SERVE-HF çalışmasında EF %45’in altında olan santral apneli KY hastalarında ASV’nin yaşam süresini kısalttığı gösterilmiştir.
Asetazolamid ve teofilin, eğer PAP tedavisi tolere edilemezse, yakın takiple kullanılabilir. Ancak Asetazolamid potasyum kaybı yapabileceği için kardiyologlar önermiyor.
Yapılan bir çalışmada, KY hastalarında CSA’nin mortaliteye etkisi olmadığı gösterilmiş .
Son negatif çalışmalardan sonra, noktürnal oksijen tedavisi, önceden PAP’ı tolere edemeyen hastalarda 2. seçenekken artık ilk planda düşünülebilir.
Obezite Hipoventilasyon Sendromu
Retrospektif bir çalışmada PAP tedavisini reddeden 15 hastadan 7’si (%46) 50 aylık bir takip periodunda ölmüş. Budweiser ve ark. 1,2 ve 5 yıllık surviyi %97, %92 ve %70 olarak bulmuşlar.
Kardiyovasküler komorbiditeleri olan hastalarda ve noktürnal oksijen desteği gerekenlerde mortalitenin daha yüksek olduğu gösterilmiş. Üç yıl sonunda tedaviyi bırakma oranı %20 bulunmuş.
CPAP ve BPAP OHS’de eşit etkinlikte bulunmuş.
Ortalama 4.5 sa/gün PAP cihazı kullanan hastalarda, daha az kullananlara göre kan gazlarında anlamlı düzelme olmuş. Kan gazlarındaki düzelme 2-4 haftalık bir sürede ortaya çıkar.
Hiperkapninin devam etmesinin en önemli nedeni PAP cihazına uyumsuzluktur. Bununla birlikte, yetersiz titrasyon, CPAP’ın yetersiz gelmesi, KOAH gibi ya da yüksek doz diüretiğe bağlı metabolik alkaloz gibi diğer hiperkapni nedenleri de akla gelmelidir.

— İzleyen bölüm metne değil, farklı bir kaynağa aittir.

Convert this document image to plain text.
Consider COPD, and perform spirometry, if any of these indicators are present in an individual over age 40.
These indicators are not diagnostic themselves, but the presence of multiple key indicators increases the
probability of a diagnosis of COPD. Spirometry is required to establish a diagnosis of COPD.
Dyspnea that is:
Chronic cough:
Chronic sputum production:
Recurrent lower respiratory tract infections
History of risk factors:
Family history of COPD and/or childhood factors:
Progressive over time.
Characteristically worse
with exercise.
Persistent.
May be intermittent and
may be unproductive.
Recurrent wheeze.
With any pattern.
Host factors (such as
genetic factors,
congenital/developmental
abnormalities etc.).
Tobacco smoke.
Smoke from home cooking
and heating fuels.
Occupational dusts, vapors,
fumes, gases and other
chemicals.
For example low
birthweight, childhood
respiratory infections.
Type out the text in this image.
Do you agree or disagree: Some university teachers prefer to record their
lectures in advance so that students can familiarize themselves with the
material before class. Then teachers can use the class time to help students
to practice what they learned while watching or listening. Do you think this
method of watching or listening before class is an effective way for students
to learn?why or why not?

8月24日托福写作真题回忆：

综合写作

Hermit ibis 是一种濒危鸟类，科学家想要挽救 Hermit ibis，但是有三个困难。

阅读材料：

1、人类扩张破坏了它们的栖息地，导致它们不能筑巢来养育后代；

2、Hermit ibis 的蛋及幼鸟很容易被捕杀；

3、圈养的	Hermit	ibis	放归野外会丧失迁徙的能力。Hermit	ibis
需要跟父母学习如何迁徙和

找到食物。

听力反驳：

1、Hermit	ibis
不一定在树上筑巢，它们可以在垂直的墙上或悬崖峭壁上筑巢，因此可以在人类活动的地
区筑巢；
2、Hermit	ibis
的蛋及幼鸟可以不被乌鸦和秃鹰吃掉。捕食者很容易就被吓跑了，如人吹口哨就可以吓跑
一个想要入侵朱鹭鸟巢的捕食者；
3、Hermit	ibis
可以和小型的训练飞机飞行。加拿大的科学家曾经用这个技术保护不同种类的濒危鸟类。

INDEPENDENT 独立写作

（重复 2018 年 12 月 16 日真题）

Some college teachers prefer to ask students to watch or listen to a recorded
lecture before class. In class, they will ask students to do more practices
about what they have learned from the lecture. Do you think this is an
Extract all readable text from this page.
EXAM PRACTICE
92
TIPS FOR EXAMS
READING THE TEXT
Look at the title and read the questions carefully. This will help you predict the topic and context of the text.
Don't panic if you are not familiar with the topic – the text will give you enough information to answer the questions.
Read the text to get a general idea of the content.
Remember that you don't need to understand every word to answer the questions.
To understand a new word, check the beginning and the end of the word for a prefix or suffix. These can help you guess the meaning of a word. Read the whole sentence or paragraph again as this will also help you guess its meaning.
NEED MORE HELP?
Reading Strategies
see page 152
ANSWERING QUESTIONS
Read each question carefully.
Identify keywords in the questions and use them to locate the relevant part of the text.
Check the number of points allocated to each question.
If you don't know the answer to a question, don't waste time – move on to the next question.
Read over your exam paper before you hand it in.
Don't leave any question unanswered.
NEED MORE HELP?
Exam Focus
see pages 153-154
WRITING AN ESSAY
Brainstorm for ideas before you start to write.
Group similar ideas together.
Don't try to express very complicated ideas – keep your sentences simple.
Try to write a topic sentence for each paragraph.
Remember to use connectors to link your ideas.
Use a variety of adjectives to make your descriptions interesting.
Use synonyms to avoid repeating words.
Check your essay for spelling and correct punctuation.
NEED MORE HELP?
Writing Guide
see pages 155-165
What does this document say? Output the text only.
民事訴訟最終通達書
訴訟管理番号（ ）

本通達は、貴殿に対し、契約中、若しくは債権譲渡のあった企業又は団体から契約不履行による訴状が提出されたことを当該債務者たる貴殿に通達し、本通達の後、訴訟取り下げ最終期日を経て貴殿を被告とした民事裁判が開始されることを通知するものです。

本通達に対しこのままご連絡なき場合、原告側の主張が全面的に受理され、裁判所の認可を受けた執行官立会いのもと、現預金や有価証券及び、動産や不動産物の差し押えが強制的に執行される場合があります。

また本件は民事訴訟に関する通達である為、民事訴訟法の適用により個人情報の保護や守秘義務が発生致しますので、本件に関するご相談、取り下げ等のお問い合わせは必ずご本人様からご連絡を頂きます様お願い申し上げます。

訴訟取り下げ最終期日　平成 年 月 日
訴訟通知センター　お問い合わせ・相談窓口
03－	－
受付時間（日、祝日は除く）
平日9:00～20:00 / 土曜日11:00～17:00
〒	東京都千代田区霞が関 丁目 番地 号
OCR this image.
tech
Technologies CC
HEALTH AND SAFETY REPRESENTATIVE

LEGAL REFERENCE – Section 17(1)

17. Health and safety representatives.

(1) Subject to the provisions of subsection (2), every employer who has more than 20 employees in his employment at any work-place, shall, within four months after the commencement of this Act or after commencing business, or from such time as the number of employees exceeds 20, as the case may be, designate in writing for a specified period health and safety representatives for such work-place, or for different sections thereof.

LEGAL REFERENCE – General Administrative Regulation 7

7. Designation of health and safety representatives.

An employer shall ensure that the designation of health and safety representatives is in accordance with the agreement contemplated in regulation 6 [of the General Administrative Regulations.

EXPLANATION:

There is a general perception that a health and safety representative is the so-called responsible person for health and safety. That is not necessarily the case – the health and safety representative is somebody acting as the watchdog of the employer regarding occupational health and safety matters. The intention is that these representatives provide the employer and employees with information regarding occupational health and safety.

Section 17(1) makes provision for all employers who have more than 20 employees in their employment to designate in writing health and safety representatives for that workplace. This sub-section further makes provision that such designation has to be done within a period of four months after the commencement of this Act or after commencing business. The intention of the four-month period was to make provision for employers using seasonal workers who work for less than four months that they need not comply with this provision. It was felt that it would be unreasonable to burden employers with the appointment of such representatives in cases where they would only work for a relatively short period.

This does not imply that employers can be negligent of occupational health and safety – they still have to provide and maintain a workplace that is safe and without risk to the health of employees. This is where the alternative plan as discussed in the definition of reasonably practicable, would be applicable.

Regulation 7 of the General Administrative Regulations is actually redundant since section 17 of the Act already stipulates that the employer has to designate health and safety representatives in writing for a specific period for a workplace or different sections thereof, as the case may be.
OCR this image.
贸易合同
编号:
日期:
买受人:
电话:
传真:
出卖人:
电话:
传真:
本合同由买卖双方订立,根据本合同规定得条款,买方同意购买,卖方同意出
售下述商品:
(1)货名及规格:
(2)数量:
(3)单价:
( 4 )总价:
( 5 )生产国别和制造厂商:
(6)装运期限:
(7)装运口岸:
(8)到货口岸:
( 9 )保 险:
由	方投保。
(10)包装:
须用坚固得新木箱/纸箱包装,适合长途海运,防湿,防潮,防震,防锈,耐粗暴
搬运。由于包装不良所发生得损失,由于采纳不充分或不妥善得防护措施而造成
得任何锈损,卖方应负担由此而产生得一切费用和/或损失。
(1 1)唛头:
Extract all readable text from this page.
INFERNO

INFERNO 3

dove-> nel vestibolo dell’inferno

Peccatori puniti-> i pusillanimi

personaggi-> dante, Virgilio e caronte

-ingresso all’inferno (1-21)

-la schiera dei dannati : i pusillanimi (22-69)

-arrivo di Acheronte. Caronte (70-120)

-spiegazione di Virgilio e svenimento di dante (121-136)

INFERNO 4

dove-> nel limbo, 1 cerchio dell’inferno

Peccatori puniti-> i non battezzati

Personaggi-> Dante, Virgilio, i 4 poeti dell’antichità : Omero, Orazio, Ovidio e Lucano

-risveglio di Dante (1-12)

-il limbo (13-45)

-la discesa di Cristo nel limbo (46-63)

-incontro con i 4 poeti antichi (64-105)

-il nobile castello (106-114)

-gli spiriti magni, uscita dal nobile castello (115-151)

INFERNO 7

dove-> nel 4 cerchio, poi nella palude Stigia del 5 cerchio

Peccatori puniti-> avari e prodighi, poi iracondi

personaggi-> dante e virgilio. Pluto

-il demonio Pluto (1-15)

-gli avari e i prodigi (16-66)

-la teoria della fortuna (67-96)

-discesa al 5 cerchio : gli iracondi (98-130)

Hasta kan gazı aldırmak istemiyorsa, serum bikarbonatı (>27) ve pulse oksimetre daha az invaziv testler olarak kullanılabilir.
Bariatrik cerrahi ile hastaların %92’sinde OSA ve OHS’de düzelme saptanmış.(ohs5)Başka çalışmalarda da aynı sonuç elde edilmiş ve PAP tedavisine gerek kalmayabileceği bildirilmiş. Hastaların büyük bir kısmında 12-24 ayda OHS’nin ortadan kalktığı gösterilmiş.
Trakeostomisi olan hastalarda da gece NIV tedavisi gerekebilir çünkü bu işlem santral hipoventilasyonu tedavi etmez.